Regarding geomorphological and geographical aspects, the available area for mangrove migration is restricted on several sites on the semiarid coast due to urban development expanding at the edge of estuaries (Ward et al. 2023). Additionally, large dune systems along the coastline are natural barriers to mangrove expansion (Lacerda 2018). This may result in mangroves, like other coastal elements, becoming encroached by mobile dunes under the current climate emergency (Maia et al. 2005).
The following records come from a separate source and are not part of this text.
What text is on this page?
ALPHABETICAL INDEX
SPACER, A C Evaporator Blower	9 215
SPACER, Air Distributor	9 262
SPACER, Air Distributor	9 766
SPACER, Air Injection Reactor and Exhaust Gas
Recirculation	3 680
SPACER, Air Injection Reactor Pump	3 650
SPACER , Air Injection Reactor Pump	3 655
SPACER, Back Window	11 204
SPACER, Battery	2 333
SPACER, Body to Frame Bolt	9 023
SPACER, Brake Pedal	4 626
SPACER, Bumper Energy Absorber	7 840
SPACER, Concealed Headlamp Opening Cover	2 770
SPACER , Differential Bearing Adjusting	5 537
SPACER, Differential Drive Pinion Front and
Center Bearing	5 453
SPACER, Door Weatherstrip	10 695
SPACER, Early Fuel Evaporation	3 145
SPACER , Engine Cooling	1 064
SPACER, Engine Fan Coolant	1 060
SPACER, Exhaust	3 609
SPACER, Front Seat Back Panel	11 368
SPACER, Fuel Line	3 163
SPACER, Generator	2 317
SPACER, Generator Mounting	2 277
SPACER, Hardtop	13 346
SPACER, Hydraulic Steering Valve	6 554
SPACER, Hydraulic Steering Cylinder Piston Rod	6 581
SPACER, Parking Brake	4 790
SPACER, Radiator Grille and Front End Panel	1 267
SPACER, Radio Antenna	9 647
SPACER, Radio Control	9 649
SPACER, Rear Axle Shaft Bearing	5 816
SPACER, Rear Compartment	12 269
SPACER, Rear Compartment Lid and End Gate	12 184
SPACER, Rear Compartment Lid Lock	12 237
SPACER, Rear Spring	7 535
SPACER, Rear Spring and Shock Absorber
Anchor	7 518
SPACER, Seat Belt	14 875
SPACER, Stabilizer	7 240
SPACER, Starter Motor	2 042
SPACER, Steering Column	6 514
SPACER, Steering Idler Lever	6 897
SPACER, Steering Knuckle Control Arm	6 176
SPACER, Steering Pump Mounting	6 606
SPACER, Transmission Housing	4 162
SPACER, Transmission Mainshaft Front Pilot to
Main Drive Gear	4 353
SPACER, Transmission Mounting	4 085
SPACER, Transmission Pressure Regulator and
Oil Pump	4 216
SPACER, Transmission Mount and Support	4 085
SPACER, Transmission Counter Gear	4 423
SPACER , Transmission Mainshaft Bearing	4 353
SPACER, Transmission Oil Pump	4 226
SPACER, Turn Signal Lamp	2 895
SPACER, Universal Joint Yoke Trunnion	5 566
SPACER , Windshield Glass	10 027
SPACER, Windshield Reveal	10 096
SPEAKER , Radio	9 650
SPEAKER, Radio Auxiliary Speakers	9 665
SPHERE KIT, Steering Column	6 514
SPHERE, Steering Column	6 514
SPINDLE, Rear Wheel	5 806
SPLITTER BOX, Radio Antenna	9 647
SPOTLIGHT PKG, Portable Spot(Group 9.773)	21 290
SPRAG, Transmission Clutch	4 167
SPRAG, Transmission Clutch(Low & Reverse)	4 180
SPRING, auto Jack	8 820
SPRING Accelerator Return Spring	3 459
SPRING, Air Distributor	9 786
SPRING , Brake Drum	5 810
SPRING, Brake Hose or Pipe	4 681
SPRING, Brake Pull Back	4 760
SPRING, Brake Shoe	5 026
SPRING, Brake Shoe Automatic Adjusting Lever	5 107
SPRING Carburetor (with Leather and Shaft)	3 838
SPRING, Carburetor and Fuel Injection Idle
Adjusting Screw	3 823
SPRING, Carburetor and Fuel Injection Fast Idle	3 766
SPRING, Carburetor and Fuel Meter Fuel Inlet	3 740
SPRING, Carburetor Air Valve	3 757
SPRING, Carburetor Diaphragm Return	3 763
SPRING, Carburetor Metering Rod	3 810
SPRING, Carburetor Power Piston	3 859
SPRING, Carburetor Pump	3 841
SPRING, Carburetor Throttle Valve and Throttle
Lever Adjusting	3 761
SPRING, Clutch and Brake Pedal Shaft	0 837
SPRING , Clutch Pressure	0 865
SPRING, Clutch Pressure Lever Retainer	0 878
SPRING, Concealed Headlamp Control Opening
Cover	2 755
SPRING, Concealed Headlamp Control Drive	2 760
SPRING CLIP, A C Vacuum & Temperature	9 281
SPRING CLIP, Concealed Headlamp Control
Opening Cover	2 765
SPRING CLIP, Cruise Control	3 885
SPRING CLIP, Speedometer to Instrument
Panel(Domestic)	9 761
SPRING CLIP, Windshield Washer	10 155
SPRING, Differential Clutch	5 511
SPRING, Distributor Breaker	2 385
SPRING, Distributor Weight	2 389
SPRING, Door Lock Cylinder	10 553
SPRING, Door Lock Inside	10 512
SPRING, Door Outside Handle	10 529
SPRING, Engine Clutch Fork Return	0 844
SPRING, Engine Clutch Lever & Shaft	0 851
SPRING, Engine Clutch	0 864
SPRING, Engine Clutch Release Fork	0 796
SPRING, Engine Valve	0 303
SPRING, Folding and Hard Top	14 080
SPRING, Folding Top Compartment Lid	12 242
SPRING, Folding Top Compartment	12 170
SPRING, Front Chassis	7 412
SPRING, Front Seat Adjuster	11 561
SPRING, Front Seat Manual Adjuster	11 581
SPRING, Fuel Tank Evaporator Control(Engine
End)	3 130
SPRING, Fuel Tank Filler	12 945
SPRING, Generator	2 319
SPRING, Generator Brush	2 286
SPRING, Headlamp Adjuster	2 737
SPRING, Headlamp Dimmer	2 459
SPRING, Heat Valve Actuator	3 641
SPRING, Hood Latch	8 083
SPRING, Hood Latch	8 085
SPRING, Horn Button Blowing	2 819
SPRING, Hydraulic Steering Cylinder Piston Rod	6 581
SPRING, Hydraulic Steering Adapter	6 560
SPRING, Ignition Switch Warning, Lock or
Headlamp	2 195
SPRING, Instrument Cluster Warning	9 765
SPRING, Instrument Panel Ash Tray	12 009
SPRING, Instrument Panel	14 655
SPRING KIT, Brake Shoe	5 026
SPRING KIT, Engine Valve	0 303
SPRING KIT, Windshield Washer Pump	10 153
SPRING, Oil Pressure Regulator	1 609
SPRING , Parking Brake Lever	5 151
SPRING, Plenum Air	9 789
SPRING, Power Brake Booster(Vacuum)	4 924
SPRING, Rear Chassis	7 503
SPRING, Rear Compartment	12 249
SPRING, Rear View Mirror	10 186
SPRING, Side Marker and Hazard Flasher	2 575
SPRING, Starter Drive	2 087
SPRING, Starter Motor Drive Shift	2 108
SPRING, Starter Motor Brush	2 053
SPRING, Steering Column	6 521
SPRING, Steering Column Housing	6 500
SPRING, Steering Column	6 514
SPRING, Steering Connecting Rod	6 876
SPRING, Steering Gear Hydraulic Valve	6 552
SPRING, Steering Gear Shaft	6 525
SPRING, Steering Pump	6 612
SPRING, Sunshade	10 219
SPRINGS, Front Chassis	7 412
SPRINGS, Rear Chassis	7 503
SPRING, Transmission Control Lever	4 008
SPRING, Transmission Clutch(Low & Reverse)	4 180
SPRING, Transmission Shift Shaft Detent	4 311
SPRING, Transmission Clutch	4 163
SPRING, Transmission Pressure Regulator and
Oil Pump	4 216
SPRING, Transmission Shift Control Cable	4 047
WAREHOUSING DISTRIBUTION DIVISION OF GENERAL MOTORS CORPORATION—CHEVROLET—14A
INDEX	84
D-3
Vis-à-vis historical degradation patterns and poverty on the semi-arid coast, the Brazilian northeast is one of the poorest regions in the country. Therefore, the significance of mangrove ecosystem services is intensified by the pervasive socioeconomic distress experienced by a considerable proportion of the population, including poverty and hunger (Ottonelli and Mariano 2014; Caldas and Sampaio 2015) and insecure employment (Silva Filho and Queiroz 2011). Consequently, the challenges associated with mangrove conservation include the consideration of the impact on local populations, who often depend on these ecosystems for their livelihoods.

Conclusions

Mangroves within the SAEC region of northeastern Brazil are able to develop and be resilient in a semiarid coastal environment, but mostly human direct and indirect (i.e. climate change) impacts threaten them. These mangroves are of ecological and economic importance and their support to large traditional fisheries and high biodiversity, including some threatened species. They present lower aboveground biomass compared to humid mangroves of the AMMC but show similar belowground biomass and soil carbon stocks. Iron geochemistry is a primary driver of soil characteristics in SAEC mangrove, suggesting different responses to climate change drivers compared to AMMC region mangroves. Notwithstanding legal protection, SAEC mangroves are witnessing progressive degradation due to regional drivers, which differs from those in the AMMC region, mostly aquaculture and river damming, potentialised by global climate change. These conditions occur at a global scale; however, the impacts in the SAEC are worsened by the natural conditions of semiarid coastlines, which already provide biologically stressful conditions for mangroves. The main strategy to conserve ecosystem services from SAEC mangroves is to preserve and expand the remaining forests. However, where assisted recovery, rehabilitation/restoration projects are required, appropriate consideration should be taken concerning species selection in light of local conditions, including anthropogenic pressures and climate change impacts. SAEC mangrove tree diversity rarely comprises more than three species in the same stand, each species occupying a wider ecological niche at the shoreline respect to more diverse mangroves, facilitating rapid development through the selection of native species with a high recovery capacity, for example, R. mangle and A. germinans. As noted here, while many of SAEC mangroves are protected, the levels of protection can, in practice, be quite weak, and management should be conducted in partnership with local communities, many of whom rely heavily on mangroves for traditional fishing practices, as well as their importance from a spiritual and cultural perspective, which is often unaccounted in policy and management.